Earlybird led the round, alongside existing investors Speedinvest, Seedcamp and an unnamed large Swiss family office. The new capital will be used to add to Fraugster’s headcount as it expands internationally.

Founded in 2014 by Max Laemmle, who previously co-founded payment gateway company Better Payment, and Chen Zamir, who I’m told has spent more than a decade in different analytics and risk management roles including five years at PayPal, Fraugster says it’s already handling almost $15 billion in transaction volume for “several thousand” international merchants and payment service providers, including (and most notably) Visa.

Its AI-powered fraud detection technology learns from each transaction in real-time and claims to be able to anticipate fraudulent attacks even before they happen. The result is that Fraugster can reduce fraud by 70 per cent while increasing conversion rates by as much as 35 per cent. The point of any fraud detection technology, AI-driven or otherwise, is to stop fraudulent transactions whilst eliminating false positives.

“We founded Fraugster because the entire payment risk market is based on outdated technology,” the startup’s CEO and co-founder Max Laemmle tells me. “Existing rule-based systems as well as classical machine learning solutions are expensive and too slow to adapt to new fraud patterns in real-time. We have invented a self-learning algorithm that mimics the thought process of a human analyst, but with the scalability of a machine, and gives decisions in as little as 15 milliseconds”.

Once integrated, Fraugster starts collecting transaction data points such as name, email address, and billing and shipping address. This is then enriched with around 2,000 extra data points, such as an IP latency check to measure the real distance from the user, IP connection type, distance between key strokes, and email name match. Then the enriched dataset is sent to the AI engine for analysis.

“At the heart of our AI engine is a very powerful algorithm which can mimic the thought process of a human analyst reviewing a transaction. As a result, we can analyze the story behind every transaction and say with precision which transactions are fraud and which aren’t,” explains Laemmle.

“You get a score or decision. Results are completely transparent (and not a black box), so you can understand exactly why a transaction was blocked or accepted. On top of this, our speeds are as low as 15ms. The reason why we’re so fast is because we’ve invented our own in-memory database technology”.

Fraugster cites competitors as incumbent enterprise level companies like FICO or SAS, which it claims are based on outdated technology.

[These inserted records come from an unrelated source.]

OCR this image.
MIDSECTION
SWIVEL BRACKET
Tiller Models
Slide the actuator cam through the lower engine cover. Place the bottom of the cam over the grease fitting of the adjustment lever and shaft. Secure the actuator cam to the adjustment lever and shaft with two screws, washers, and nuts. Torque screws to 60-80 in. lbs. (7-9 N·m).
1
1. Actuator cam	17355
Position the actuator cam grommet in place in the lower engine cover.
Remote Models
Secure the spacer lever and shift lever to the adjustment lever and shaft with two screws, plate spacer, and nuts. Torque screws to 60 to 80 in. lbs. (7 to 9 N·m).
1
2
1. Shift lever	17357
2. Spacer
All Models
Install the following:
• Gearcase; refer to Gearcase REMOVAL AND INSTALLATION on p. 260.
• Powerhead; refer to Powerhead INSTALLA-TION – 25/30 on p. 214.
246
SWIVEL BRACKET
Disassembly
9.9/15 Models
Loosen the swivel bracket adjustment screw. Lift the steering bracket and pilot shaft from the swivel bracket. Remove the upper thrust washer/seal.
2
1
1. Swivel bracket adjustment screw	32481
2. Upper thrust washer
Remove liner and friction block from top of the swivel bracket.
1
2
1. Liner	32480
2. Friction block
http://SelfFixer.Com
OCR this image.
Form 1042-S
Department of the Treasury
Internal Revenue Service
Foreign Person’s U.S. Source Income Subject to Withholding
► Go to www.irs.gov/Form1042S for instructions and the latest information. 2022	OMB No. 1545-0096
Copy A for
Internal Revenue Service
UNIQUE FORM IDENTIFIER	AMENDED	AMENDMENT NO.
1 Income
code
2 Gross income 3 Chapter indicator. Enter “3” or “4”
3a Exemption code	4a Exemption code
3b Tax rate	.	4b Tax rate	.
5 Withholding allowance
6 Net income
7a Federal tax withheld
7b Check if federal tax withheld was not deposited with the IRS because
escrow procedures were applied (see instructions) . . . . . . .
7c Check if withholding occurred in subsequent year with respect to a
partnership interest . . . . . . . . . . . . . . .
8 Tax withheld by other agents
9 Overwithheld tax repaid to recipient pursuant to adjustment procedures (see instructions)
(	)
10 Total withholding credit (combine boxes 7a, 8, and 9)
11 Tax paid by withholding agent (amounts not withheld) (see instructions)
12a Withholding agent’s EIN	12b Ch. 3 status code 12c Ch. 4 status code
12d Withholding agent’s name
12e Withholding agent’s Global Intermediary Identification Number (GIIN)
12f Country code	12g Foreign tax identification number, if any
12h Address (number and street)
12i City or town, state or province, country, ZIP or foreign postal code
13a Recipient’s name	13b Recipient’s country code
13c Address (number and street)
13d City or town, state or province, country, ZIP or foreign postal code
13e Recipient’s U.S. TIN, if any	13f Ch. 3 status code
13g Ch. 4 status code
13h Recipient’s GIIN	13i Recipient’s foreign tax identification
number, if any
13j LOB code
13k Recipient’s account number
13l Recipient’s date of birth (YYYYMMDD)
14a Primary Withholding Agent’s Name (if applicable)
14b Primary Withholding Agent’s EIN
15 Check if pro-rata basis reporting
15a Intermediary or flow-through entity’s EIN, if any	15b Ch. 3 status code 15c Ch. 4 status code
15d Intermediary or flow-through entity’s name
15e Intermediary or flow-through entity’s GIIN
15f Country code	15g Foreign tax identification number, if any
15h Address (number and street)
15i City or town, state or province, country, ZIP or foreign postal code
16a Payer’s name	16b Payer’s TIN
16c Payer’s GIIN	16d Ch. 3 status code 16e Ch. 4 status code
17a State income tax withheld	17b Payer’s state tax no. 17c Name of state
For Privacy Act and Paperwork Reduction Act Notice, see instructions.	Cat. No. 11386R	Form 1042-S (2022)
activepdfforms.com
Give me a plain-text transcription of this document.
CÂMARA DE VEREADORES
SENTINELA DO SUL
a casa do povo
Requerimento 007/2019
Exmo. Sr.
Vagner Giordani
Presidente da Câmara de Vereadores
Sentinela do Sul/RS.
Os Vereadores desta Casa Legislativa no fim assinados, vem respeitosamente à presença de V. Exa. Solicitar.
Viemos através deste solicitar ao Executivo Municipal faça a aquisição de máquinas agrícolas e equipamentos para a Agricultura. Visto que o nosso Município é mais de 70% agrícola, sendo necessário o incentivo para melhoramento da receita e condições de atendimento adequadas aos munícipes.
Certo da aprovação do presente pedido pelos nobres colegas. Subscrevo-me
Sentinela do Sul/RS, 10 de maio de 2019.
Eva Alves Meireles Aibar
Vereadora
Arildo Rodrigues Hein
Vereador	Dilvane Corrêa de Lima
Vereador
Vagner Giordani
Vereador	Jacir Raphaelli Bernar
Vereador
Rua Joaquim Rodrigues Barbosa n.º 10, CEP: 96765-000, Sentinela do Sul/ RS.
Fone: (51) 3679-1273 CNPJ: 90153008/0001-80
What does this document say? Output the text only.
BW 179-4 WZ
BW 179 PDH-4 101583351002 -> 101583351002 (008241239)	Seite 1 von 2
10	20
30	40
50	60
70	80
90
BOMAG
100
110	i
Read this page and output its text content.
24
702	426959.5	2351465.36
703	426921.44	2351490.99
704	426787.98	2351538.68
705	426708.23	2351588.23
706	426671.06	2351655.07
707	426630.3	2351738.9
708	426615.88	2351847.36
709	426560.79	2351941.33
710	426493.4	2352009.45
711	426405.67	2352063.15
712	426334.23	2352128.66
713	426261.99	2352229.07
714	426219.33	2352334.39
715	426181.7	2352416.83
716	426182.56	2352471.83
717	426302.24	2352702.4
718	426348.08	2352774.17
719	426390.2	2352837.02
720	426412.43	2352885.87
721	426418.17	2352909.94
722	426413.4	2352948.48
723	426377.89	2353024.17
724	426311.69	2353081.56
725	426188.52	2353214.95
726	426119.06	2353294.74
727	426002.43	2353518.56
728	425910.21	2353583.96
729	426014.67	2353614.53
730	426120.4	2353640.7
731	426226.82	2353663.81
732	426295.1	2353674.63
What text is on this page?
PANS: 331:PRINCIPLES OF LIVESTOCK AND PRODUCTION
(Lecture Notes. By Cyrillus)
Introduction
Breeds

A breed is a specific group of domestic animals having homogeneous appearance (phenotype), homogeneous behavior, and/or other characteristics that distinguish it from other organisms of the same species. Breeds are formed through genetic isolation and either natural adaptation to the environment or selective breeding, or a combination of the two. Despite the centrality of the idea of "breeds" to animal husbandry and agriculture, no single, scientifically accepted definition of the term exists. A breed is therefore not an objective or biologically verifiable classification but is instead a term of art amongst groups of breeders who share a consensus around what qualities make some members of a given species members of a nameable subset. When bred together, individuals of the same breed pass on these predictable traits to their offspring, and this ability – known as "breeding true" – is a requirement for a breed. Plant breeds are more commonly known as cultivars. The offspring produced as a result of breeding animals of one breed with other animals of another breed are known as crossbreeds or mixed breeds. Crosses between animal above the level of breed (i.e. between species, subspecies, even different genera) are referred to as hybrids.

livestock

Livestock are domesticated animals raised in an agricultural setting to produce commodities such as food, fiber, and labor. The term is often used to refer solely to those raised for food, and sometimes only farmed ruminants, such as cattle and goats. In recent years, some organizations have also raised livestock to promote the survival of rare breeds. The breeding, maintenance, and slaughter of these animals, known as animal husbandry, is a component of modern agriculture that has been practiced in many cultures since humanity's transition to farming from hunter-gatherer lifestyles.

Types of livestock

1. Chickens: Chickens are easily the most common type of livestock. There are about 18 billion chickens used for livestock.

Adds Laemmle: “At Fraugster, we do not use any rules, models or pre-defined segments. We don’t use a single fixed algorithm to analyze transactions either. Our engine reinvents itself with every new transaction. This lets us understand transactions individually and therefore decide which one is fraudulent and which one isn’t. As a result, we can offer unprecedented accuracy and the ability to foresee fraudulent transactions before they happen”.